As one of Wall Street's biggest issuers of bonds, GM's ability to recover
from its problems will be severely tested by a junk rating that would increase
debt costs and make any future refinancing more costly and harder to find.
GM and GMAC had about $300 billion combined in debt outstanding at the end
of 2004. A fall to junk status for this bond-market behemoth could have far-reaching
implications for the nearly $5 trillion corporate bond market. Many insurance
and pension funds are prohibited from investing in junk bonds.
GM's Soaring Bond Yields May Hurt US Corporate Borrowers and U.S. companies
are likely to pay more to borrow relative to U.S. government debt after General
Motors Corp.'s forecast of a loss this quarter. Automakers' bonds also play
prominently in broad corporate-bond indexes. The announcement sparked the biggest
weekly decline in corporate bonds since 2003 as investors pared their holdings
of riskier assets in favor of U.S. Treasuries.

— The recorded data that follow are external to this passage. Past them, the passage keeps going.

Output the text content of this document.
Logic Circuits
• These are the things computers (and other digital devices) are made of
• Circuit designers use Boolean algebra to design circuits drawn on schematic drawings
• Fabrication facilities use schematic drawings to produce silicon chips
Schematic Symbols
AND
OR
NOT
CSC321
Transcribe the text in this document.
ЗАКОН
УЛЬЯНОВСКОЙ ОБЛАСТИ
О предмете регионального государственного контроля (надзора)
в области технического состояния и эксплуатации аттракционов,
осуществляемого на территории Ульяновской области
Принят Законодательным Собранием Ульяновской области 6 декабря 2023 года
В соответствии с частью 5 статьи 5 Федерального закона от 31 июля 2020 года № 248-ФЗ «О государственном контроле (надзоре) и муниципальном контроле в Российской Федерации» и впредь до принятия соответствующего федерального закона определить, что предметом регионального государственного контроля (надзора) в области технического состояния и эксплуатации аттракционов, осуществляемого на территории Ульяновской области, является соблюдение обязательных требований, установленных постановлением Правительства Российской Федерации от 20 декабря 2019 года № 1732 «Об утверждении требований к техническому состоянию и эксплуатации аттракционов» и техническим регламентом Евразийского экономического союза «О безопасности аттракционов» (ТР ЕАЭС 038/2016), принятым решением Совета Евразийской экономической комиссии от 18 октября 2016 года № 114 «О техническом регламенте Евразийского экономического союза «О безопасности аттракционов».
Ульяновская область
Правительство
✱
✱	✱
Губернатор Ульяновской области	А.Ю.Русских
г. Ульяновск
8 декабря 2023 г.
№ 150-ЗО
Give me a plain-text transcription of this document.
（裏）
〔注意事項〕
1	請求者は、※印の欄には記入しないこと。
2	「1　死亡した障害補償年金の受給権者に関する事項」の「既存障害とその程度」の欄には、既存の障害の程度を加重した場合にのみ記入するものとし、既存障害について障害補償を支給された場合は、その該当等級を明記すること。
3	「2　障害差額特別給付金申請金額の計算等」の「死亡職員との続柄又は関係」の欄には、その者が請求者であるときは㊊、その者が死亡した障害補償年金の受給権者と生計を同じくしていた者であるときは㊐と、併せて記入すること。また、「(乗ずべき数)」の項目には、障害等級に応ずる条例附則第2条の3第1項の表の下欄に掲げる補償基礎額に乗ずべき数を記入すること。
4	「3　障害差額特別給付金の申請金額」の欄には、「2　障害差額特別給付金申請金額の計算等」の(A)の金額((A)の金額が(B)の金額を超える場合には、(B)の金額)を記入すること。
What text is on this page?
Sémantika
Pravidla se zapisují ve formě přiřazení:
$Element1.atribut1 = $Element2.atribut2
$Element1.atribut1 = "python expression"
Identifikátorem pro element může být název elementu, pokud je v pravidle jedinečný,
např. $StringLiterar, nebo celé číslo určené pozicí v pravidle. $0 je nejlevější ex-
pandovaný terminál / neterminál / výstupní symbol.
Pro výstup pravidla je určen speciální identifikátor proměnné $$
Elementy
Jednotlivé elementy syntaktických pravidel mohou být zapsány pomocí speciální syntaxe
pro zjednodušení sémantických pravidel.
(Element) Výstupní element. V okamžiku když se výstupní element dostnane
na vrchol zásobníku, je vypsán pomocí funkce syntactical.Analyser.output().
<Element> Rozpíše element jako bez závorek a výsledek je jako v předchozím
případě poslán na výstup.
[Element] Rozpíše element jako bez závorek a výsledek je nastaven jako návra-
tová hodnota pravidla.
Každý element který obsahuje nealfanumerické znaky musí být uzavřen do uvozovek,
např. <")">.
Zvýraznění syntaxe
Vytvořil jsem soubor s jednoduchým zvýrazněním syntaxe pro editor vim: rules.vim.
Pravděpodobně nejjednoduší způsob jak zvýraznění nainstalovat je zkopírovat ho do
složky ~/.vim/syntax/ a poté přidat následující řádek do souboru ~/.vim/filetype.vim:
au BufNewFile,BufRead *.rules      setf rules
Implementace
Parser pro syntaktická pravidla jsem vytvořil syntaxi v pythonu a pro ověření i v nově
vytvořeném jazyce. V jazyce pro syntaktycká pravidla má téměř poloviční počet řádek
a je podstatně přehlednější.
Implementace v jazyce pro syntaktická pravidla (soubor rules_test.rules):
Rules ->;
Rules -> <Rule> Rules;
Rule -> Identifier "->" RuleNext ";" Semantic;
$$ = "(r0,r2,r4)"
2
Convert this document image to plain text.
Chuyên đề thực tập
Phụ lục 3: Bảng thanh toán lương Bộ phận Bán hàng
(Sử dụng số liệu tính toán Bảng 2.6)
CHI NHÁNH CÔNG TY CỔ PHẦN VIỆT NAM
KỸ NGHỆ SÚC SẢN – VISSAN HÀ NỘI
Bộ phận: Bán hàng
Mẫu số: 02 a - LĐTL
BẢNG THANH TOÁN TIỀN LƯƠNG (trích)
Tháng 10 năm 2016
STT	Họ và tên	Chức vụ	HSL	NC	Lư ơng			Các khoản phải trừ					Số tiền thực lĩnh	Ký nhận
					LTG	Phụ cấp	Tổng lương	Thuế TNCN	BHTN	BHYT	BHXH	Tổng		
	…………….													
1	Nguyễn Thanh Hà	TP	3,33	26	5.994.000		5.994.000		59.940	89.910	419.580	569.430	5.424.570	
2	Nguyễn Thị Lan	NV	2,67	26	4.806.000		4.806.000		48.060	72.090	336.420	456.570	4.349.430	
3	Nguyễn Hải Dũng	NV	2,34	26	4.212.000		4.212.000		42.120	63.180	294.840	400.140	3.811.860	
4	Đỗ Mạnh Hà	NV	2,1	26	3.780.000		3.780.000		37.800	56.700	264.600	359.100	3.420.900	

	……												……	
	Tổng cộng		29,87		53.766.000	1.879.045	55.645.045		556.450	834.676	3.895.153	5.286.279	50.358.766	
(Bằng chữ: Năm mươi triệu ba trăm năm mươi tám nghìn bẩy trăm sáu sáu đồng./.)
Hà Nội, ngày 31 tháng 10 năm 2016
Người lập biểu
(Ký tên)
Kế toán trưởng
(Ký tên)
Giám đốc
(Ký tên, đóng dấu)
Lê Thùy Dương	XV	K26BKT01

The Financial Times in an article entitled 'Is this the end of the road for
credit?' said that "General Motors' profit warning rattled confidence in the
corporate bond market this week. And with government bond yields on the rise,
the credit cycle could be about to turn, ending a rally that started nearly
three years ago." They also quoted Christophe Boulanger, financial analyst
at Dresdner Kleinwort Wasserstein - "Given the fact that two agencies are now
rating GM at the borderline of sub-investment grade, we expect forced selling
to weigh on GM's valuations."
Stocks
For the week, the Dow Jones industrial average was down 1.34% to 10,628.7.
On a weekly basis the Standard & Poor's 500 Index was also down 0.87%,
to 1,189.65 and the Nasdaq closed at 2007.8 down 1.66%. The Nasdaq briefly
dipped below the psychologically important 2000 mark and closed below it's
200 moving day average and at it's lowest level of the year so far. Some analysts
believe the Nasdaq's recent underperformance and failure to hit new highs like
the DOW and S&P is a sign of equity weakness or what is termed a 'bearish
non-confirmation'. For the calendar year so far the DOW, S+P and Nasdaq are
down 1.44%, 1.88% and 7.7% respectively.
The stock markets poor showing for the week was contributed to primarily by
the continuing rise in the price of oil and on General Motor's announcement
that it had lost $1.50 per share last quarter and warning of a 80% drop in
profits citing sliding market share and rising costs for health care and materials.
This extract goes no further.